In vitro cellular uptake assay of CUR

The in vitro cellular uptake of CUR in CUR solution and PLL-DOCA-MPEG-cy5.5/CUR NPs was examined by confocal laser scanning microscopy (CLSM, LSM 510 Meta, Zeiss, Oberkochen, Germany) and flow cytometry (FACS Canto II, BD Biosciences, San Jose, CA). Hep3B cells stained with DAPI were used as a control. Hep3B cells (1 × 10⁵ cells/mL) were seeded on PLL-coated glass coverslips and incubated with the media overnight in an incubator at 37 °C in humid air with 5% CO₂. The cells were treated with CUR solution (3 mL, pH 7.4 PBS) or PLL-DOCA-MPEG-cy5.5/CUR NP solution (3 mL), each in 50 mL of medium (corresponding to 0.09 μM CUR) for 5 and 10 minutes, and then washed with PBS (pH 7.4) three times. The solution-treated cells were fixed in 4% (v/v) formaldehyde solution for 10 minutes and washed with PBS (pH 7.4) three times. The fixed cells were counter-stained with 10 μL ProLong^® Gold antifade reagent with DAPI, as visualized by CLSM at an excitation of 488 nm.
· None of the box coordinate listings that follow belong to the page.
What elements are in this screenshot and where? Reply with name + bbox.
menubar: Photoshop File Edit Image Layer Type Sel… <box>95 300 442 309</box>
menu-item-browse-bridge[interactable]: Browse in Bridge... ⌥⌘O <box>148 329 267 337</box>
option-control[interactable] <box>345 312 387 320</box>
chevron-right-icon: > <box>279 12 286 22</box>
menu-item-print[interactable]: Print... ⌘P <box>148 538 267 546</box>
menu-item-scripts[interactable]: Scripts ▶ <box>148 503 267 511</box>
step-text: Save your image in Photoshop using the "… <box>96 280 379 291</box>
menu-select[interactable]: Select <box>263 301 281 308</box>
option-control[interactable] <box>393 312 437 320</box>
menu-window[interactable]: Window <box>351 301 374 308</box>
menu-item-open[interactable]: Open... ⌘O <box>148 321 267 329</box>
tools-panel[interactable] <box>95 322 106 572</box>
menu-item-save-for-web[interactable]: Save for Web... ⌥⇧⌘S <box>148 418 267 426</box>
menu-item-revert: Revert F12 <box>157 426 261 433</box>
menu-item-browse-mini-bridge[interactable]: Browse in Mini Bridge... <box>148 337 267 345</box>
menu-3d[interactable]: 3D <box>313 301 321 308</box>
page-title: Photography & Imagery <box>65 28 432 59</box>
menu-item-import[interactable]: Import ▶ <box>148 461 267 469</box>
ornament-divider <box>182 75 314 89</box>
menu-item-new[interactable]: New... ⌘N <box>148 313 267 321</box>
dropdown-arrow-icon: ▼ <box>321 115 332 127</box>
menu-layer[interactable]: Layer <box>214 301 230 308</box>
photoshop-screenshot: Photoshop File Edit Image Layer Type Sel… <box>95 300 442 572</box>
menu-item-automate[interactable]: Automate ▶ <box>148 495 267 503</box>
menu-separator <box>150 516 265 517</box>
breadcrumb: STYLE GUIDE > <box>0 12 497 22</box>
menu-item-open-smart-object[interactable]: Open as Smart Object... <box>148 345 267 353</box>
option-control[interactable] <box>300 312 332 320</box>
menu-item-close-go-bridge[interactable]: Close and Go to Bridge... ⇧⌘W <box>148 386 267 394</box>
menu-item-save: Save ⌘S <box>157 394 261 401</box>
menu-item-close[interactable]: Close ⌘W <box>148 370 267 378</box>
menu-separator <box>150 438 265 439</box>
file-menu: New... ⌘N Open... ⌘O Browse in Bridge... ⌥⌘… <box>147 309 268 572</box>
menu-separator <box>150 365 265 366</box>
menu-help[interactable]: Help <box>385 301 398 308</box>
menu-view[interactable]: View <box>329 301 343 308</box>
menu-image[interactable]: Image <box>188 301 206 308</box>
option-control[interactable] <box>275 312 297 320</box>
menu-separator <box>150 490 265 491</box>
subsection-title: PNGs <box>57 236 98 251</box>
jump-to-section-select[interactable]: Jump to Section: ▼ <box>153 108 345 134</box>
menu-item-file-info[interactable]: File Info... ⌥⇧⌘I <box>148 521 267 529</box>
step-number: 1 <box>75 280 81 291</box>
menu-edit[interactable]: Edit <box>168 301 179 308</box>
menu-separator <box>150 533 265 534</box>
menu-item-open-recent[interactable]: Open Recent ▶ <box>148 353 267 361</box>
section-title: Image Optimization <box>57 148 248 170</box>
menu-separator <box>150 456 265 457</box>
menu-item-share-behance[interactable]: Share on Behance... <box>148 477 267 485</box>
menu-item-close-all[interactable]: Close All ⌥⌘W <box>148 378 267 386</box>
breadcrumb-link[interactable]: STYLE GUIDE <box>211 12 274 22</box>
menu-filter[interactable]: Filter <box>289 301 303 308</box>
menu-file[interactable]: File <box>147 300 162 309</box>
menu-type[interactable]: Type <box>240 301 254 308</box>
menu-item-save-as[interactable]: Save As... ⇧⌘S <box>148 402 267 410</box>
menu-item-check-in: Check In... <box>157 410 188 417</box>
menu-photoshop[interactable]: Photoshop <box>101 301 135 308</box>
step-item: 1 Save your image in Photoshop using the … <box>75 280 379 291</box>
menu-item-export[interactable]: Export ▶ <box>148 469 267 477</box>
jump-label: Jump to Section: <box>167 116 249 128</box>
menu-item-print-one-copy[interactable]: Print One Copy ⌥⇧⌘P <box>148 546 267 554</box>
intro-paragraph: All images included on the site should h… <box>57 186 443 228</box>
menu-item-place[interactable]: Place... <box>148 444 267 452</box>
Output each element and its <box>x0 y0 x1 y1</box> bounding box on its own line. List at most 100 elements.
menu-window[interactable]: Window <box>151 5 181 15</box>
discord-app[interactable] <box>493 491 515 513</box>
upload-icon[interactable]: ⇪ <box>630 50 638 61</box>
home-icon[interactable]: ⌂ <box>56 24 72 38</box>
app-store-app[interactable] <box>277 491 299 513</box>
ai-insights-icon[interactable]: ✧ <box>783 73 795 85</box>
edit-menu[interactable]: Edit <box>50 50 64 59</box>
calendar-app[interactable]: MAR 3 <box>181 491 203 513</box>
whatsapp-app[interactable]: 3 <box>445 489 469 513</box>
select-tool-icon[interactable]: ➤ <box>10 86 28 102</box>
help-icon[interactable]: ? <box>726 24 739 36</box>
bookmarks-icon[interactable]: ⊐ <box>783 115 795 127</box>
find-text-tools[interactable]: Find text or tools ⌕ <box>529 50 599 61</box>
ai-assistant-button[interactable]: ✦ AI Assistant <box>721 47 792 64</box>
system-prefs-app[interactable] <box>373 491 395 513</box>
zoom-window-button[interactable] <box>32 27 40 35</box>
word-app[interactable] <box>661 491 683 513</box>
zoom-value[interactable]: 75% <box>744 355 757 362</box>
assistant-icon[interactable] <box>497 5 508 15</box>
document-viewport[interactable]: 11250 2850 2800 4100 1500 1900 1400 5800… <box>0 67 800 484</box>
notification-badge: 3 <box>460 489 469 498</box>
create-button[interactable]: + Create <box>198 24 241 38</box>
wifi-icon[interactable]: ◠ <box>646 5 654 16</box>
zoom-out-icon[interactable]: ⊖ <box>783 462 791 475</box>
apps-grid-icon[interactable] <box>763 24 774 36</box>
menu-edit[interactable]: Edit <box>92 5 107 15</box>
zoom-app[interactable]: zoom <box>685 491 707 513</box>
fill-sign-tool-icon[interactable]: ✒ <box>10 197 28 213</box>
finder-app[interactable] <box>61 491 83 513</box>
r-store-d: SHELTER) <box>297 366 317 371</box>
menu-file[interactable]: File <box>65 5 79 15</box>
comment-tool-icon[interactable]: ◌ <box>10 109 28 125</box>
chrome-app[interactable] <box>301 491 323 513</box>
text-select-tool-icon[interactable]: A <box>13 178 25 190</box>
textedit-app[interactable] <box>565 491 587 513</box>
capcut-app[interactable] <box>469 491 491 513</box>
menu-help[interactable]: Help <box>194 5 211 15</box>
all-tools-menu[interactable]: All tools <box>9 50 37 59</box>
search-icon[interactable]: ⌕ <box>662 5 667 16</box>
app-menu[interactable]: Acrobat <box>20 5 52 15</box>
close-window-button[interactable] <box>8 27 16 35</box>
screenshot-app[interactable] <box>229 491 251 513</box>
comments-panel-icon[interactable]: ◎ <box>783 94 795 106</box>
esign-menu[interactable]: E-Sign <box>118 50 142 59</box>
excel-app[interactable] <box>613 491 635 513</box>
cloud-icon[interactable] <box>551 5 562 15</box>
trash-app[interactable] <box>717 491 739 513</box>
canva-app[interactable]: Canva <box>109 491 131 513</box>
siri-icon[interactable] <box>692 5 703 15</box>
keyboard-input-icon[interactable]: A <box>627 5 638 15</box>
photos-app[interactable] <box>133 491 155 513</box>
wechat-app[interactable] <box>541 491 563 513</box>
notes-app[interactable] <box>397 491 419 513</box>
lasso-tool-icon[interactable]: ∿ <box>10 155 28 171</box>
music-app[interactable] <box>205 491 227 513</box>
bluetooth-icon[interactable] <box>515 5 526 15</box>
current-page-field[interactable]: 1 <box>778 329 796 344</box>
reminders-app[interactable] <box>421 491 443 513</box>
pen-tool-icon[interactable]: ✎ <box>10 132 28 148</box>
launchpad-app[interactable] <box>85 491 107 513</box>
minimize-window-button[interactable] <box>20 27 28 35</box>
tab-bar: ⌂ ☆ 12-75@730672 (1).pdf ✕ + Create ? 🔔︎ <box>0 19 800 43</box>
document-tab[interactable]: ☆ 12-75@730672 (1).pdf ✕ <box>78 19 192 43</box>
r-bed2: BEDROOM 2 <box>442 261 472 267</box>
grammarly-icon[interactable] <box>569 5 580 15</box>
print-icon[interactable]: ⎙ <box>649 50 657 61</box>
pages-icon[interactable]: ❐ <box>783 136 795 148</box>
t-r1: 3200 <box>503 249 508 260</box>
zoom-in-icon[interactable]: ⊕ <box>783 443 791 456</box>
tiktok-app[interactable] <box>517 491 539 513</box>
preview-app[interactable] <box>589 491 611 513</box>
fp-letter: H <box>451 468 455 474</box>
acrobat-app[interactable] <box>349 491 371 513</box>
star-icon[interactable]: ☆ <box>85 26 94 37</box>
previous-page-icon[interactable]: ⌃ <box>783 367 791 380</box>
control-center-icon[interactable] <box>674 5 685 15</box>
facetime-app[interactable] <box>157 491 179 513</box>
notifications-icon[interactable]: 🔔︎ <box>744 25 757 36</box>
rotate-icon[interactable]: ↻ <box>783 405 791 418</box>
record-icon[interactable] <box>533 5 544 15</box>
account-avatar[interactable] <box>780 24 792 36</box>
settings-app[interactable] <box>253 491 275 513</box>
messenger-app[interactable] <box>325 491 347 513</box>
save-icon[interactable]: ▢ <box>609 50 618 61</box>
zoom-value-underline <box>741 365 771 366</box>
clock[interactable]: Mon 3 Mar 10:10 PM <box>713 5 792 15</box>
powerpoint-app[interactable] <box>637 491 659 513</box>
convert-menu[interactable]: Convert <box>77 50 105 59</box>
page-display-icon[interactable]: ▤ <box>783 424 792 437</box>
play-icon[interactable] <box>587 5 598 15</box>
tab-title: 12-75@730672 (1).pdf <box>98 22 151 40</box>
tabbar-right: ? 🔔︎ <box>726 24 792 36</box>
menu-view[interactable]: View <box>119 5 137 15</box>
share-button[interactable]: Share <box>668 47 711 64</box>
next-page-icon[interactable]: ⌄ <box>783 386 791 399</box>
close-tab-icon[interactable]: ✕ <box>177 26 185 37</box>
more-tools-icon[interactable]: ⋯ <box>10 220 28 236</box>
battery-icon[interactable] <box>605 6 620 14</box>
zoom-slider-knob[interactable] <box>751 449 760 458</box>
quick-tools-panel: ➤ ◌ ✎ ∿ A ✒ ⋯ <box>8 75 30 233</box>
For flow cytometry assay, untreated Hep3B cells were used as a control. The analysis was performed using an annexin V-cy3 detection kit (Abcam^®, Cambridge, MA) according to the manufacturer’s instructions. The cells treated with the samples for 5 and 10 minutes (corresponding to 0.09 μM CUR) were washed three times with PBS (pH 7.4) and incubated overnight. The cells were harvested with 0.25% trypsin/EDTA, and then transferred to 5 mL tubes. After addition of 5 μL of annexin V-cy3 and 10 μg/mL of DAPI, the samples were gently mixed and incubated for 30 minutes in the absence of light. Then, 10,000 cells were acquired for flow cytometric analysis.